III

Sur la plage, abandonné

Bonjour à tous, ici l’auteur. Je vous souhaite la bienvenue dans mon cerveau, pardonnez mon intrusion. Fini de tricher : j’ai décidé d’être mon personnage principal. D’habitude, ce qui m’arrive n’est jamais grave. Personne n’en meurt autour de moi. Par exemple, je n’ai jamais mis les pieds à Sarajevo. Mes drames se nouent dans des restaurants, des boîtes de nuit et des appartements à moulures. Le truc le plus douloureux qui m’était arrivé ces derniers temps, c’était de ne pas avoir été invité au défilé de John Galliano. Et puis, tout d’un coup, voici que je meurs de chagrin.

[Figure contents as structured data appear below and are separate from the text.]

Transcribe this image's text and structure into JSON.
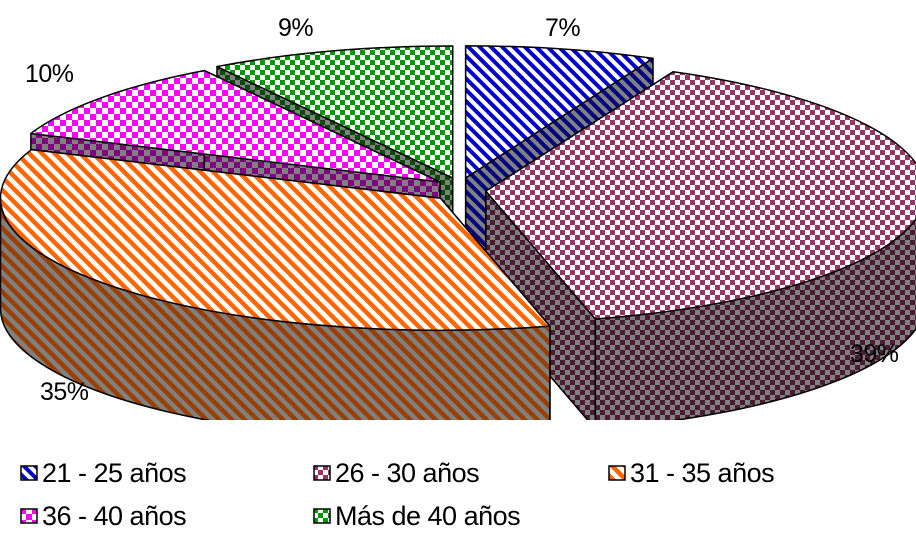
{
  "chart_data": {
    "type": "pie",
    "style": "3d-exploded",
    "title": "",
    "categories": [
      "21 - 25 años",
      "26 - 30 años",
      "31 - 35 años",
      "36 - 40 años",
      "Más de 40 años"
    ],
    "values": [
      7,
      39,
      35,
      10,
      9
    ],
    "value_labels": [
      "7%",
      "39%",
      "35%",
      "10%",
      "9%"
    ],
    "legend_position": "bottom",
    "colors": {
      "21 - 25 años": "#0000cc",
      "26 - 30 años": "#993366",
      "31 - 35 años": "#ff6600",
      "36 - 40 años": "#ff00ff",
      "Más de 40 años": "#009900"
    },
    "patterns": {
      "21 - 25 años": "diagonal-stripes",
      "26 - 30 años": "checker",
      "31 - 35 años": "diagonal-stripes",
      "36 - 40 años": "diamond-checker",
      "Más de 40 años": "checker"
    }
  }
}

J’ai connu la période où tous mes amis buvaient, puis celle où ils se droguaient, puis celle où ils se mariaient, et maintenant je traverse celle où tous divorcent avant de mourir. Cela se passe dans des endroits pourtant très gais, comme ici, à la Voile Rouge, une plage tropézienne où il fait très chaud, eurodance debout sur le bar, pour rafraîchir les lumpenpétasses en bikini on les douche avec du Cristal Roederer à une brique les 75 cl avant de leur sucer le nombril. Je suis encerclé de rires forcés. J’ai envie de me noyer dans la mer mais il y a trop de jet-skis.

Comment ai-je pu laisser les apparences dicter ma vie à ce point-là ? On dit souvent qu’ « il faut sauver les apparences ». Moi je dis qu’il faut les assassiner car c’est le seul moyen d’être sauvé.